I really didn’t enjoy this book. It was disjointed with the forward and backwards jumping timelines. I didn’t like the brutality. The fact that there are notes at the end of the book directing interested individuals to suicide prevention sites, did not in any way make up for the on-page suicide attempts. When it comes to recommending a book, I think of whether I would tell a close friend to read it. This one I wouldn’t be able to recommend. Therefore, I’m giving it a 3.0 for an average book since it was well enough written and edited. It just isn’t anything I would want to read more of.
3 Stars

About the Author

Warren Rochelle lives in Charlottesville, Virginia. He retired from teaching English at the University of Mary Washington in 2020. His short fiction and poetry have been published in such journals and anthologies as Icarus, North Carolina Literary Review, Forbidden Lines, Aboriginal Science Fiction, Collective Fallout, Queer Fish 2, Empty Oaks, Quantum Fairy Tales, Migration, The Silver Gryphon, Jaelle Her Book, Colonnades, and Graffiti, as well as the Asheville Poetry Review, GW Magazine, Crucible, The Charlotte Poetry Review, Romance and Beyond, Migration, and Innovation. 

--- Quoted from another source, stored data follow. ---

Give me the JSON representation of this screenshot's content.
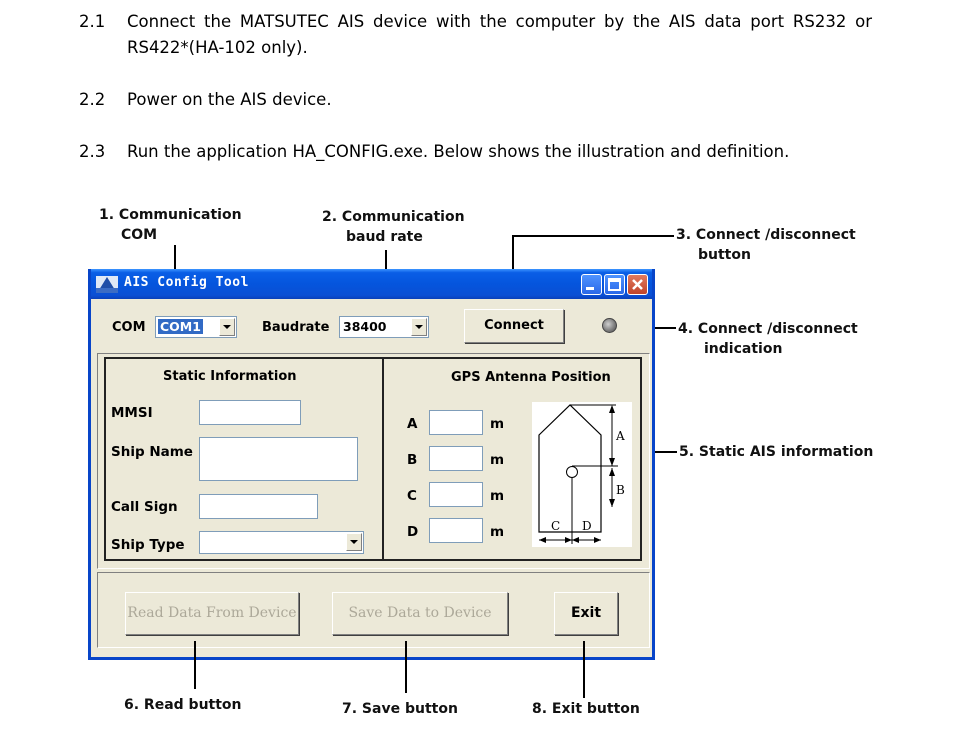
{
  "steps": [
    {
      "number": "2.1",
      "text": "Connect the MATSUTEC AIS device with the computer by the AIS data port RS232 or RS422*(HA-102 only)."
    },
    {
      "number": "2.2",
      "text": "Power on the AIS device."
    },
    {
      "number": "2.3",
      "text": "Run the application HA_CONFIG.exe. Below shows the illustration and definition."
    }
  ],
  "callouts": {
    "c1": {
      "line1": "1. Communication",
      "line2": "COM"
    },
    "c2": {
      "line1": "2. Communication",
      "line2": "baud rate"
    },
    "c3": {
      "line1": "3. Connect /disconnect",
      "line2": "button"
    },
    "c4": {
      "line1": "4. Connect /disconnect",
      "line2": "indication"
    },
    "c5": {
      "line1": "5. Static AIS information"
    },
    "c6": {
      "line1": "6. Read button"
    },
    "c7": {
      "line1": "7. Save button"
    },
    "c8": {
      "line1": "8. Exit button"
    }
  },
  "window": {
    "title": "AIS Config Tool",
    "com_label": "COM",
    "com_value": "COM1",
    "baud_label": "Baudrate",
    "baud_value": "38400",
    "connect_label": "Connect",
    "static_title": "Static Information",
    "mmsi_label": "MMSI",
    "ship_name_label": "Ship Name",
    "call_sign_label": "Call Sign",
    "ship_type_label": "Ship Type",
    "gps_title": "GPS Antenna Position",
    "gps_rows": [
      {
        "label": "A",
        "unit": "m"
      },
      {
        "label": "B",
        "unit": "m"
      },
      {
        "label": "C",
        "unit": "m"
      },
      {
        "label": "D",
        "unit": "m"
      }
    ],
    "diagram_labels": {
      "a": "A",
      "b": "B",
      "c": "C",
      "d": "D"
    },
    "read_label": "Read Data From Device",
    "save_label": "Save Data to Device",
    "exit_label": "Exit"
  }
}
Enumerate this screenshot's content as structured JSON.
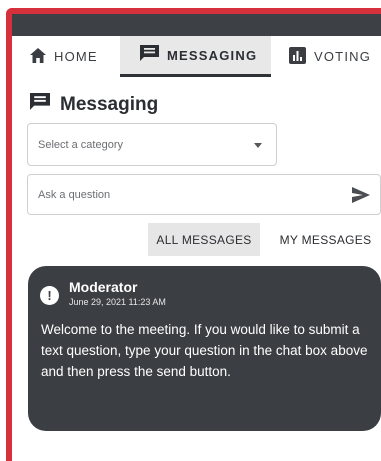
{
  "tabs": [
    {
      "label": "HOME",
      "icon": "home-icon"
    },
    {
      "label": "MESSAGING",
      "icon": "chat-icon"
    },
    {
      "label": "VOTING",
      "icon": "bar-chart-icon"
    }
  ],
  "active_tab": "MESSAGING",
  "heading": {
    "title": "Messaging",
    "icon": "chat-icon"
  },
  "category_select": {
    "value": "Select a category"
  },
  "question_input": {
    "placeholder": "Ask a question"
  },
  "filters": {
    "all": "ALL MESSAGES",
    "mine": "MY MESSAGES",
    "active": "ALL MESSAGES"
  },
  "messages": [
    {
      "author": "Moderator",
      "timestamp": "June 29, 2021 11:23 AM",
      "text": "Welcome to the meeting. If you would like to submit a text question, type your question in the chat box above and then press the send button."
    }
  ],
  "colors": {
    "accent": "#d6303c",
    "dark": "#3b3f43",
    "active_tab_bg": "#e8e8e8"
  }
}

Rochelle is the author of four novels: The Wild Boy (2001), Harvest of Changelings (2007), and The Called (2010), all published by Golden Gryphon Press, and The Werewolf and His Boy, published by Samhain Publishing in September 2016. The Werewolf and His Boy was re-released by JMS Books in August 2020. His first short story collection, The Wicked Stepbrother and Other Stories, was published by JMS Books in September 2020. His second story collection, To Bring Him Home and Other Tales, and his stand-alone story, Seagulls, were published by JMS Books in September 2021.